Glancing through a magazine the other night I came across several pages that featured pictures of about 10 or so yakuza bosses. All were dressed nicely in coat & tie and all looked like your average businessmen. However, taking a closer look at them ... I wouldn't want to cross any of them the wrong way. Let the cops do that ... if they dare ...

0 ( +1 / -1 )

The new laws will enable police to arrest on the spot anyone who is believed to be engaging in gang activities, such as extorting protection money from local business owners, Fuji TV reported.

So... what's to keep crooked businesses from calling the cops on people when they ask for a refund? And how are engaging and gang activity defined anyway?

Far to vague to be of any use, and vague enough for innocent people to get caught up with no way to fight it (once you're under arrest, you cease to be a human in their eyes, and even false arrests can get someone fired from their job and never be able to hold another)

-2 ( +1 / -3 )

you think laws or harsh penalties stop crime ? why wasnt all crime eradicated in the dark ages then ? Sounds to me like the police gets carte blanche to do what they want and the real gangsters are still the ones with guns who dont give a f and will fight back. I gots a little experience even if i'm not a metropolitan. Stuff like this won't change a thing. Au contraire it might lead to more civil harassment by police

-4 ( +0 / -4 )

about as meaningful as the gambling,anti child porn and anti discrimination laws here. Cherry picked justice.

-1 ( +1 / -2 )

Who will arrest the Police that are paid off by the Yakuza?

-2 ( +0 / -2 )

aimed at further reducing the ability of organized crime gang members to target local businesses for extortion

Huh...? What am I missing here...? Extortion is a CRIME.... If you commit Extortion, YOU GO TO JAIL... Oh, but I guess they give the Yakuza a pass, otherwise how would they stay in business..?

The new laws will enable police to arrest on the spot anyone who is believed to be engaging in gang activities, such as extorting protection money from local business owners

Here's something you might not have thought that works very well in the rest of the civilized world, YOU DON'T ALLOW CRIMINAL ORGANIZATIONS TO EXIST... PERIOD...

Follow the money... And if they don't report it, you get them for tax evasion... Pretty Simple stuff...

-1 ( +0 / -1 )

New law targeting the yakuza ?? So let me see if i got this right,Yakuza bosses are gonna start obeying now that a"LAW" has been passed ?? isn't breaking the "LAW" how these guys make a living? If they followed laws there would probably be no yakuza.

-1 ( +0 / -1 )

not holding my breath...

1 ( +1 / -0 )

Not so sure your characterization of the Yamaguchi gumi being all that is correct, but even if accurate, this move would make sense:

Attacking the flanks causes the center to contract.

0 ( +0 / -0 )

Richard,

Methinks you don't understand how things (are supposed to) operate in Japan.

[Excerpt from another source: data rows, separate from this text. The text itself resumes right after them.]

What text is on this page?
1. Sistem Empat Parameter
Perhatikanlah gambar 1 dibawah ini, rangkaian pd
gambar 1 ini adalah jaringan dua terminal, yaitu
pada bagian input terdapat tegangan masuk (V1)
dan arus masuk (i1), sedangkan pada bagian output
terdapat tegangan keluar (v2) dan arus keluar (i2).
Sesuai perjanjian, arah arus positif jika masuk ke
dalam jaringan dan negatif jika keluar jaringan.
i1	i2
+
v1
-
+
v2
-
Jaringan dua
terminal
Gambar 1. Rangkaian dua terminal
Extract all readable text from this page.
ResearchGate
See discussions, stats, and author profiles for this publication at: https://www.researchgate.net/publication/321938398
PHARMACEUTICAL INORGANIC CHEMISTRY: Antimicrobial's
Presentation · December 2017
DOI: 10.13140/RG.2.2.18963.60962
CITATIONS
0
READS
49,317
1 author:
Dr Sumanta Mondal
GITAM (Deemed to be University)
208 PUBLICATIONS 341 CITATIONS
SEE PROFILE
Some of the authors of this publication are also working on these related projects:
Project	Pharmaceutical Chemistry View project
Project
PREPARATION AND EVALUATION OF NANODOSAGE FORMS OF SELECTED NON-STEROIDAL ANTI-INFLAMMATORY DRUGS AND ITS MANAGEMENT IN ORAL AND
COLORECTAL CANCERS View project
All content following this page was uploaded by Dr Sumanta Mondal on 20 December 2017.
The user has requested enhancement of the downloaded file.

The Yakuza and regular follks are supposed to be like oil and water. Recently, some gangsters have been violating that truth, through extortion of businesses non-traditionally 'regulated' yakuza areas of the economy. Meaning, the yaks can extort all they want from hostess bars, and restaurants in areas near such places, but not mom and pop shops.

1 ( +1 / -0 )

I recall seeing a photo from around 1945-1948, where gangsters were protesting their rights to earn money. The picture had a gangster holding a sign saying "Gangsters have rights too". My response then is the same as it is now - No, you don't! Business owners should have the right to protect themselves by any means necessary from these scum.